まずは、ドキュメントを含むコレクションを作成しましょう。

> db.demo366.insertOne(
...    {
...
...       "Name" : "Chris",
...       "details" : [
...       {
...          "Id" : "John1",
...          "value" : "test"
...       },
...       {
...          "Id" : "John2",
...          "value" : 18
...       },
...       {
...          "Id" : "John3",
...          "value" : 20
...       }
...    ]}
... );
{
   "acknowledged" : true,
   "insertedId" : ObjectId("5e57ddd92ae06a1609a00ae7")
}

作成したドキュメントの確認

find()メソッドを使用して、コレクション内のすべてのドキュメントを表示します。

> db.demo366.find();

これにより、次のような出力が得られます。

{
   "_id" : ObjectId("5e57ddd92ae06a1609a00ae7"), "Name" : "Chris", "details" : [
      { "Id" : "John1", "value" : "test" }, { "Id" : "John2", "value" : 18 },
      { "Id" : "John3", "value" : 20 }
   ]
}

異なるオブジェクトの属性を比較するクエリ

以下が、MongoDBのオブジェクト配列内で異なるオブジェクトの属性を比較するクエリです。
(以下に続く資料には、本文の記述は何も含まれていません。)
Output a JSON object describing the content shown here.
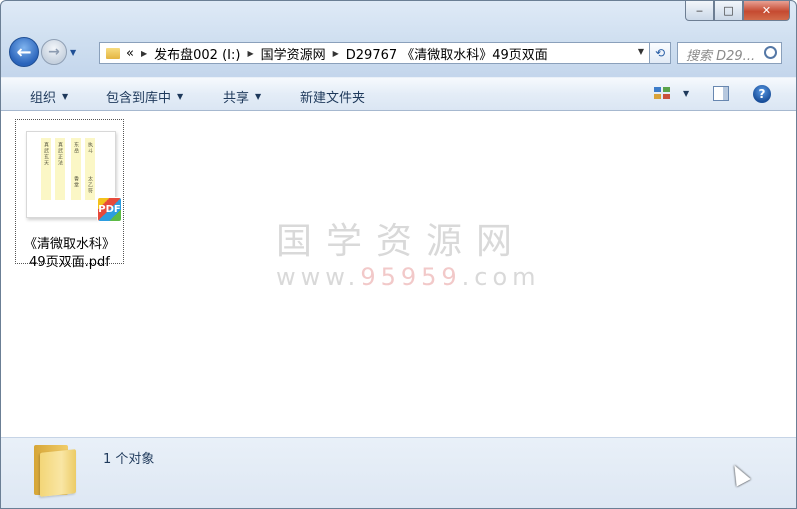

ここでは、「John2」と「John3」の各オブジェクトが持つvalueフィールドを比較しています。

> db.demo366.find(
...    {"$expr":{
...       "$let":{
...          "vars":{
...             "john2":{"$arrayElemAt":["$details",{"$indexOfArray":["$details.Id","John2"]}]},
...             "john3":{"$arrayElemAt":["$details",{"$indexOfArray":["$details.Id","John3"]}]}
...    },
...    "in":{"$lt":["$$john2.value","$$john3.value"]}}
... }})

実行すると、次の出力が得られます。

{
   "_id" : ObjectId("5e57ddd92ae06a1609a00ae7"), "Name" : "Chris", "details" : [
      { "Id" : "John1", "value" : "test" }, { "Id" : "John2", "value" : 18 },
      { "Id" : "John3", "value" : 20 }
   ] 
}

クエリのポイント

このクエリでは、$exprを使うことで集計式をfind()の検索条件として利用しています。varsセクションで「john2」と「john3」という2つの変数を定義し、それぞれ$indexOfArrayによってdetails配列内のIdフィールドが「John2」「John3」に一致する要素の位置を特定したうえで、$arrayElemAtにより該当オブジェクトを取得しています。最後にinセクションで「$$john2.value」と「$$john3.value」を$lt(より小さい)で比較しています。今回の例ではJohn2の値(18)がJohn3の値(20)より小さいため、条件を満たすこのドキュメントが検索結果として返されます。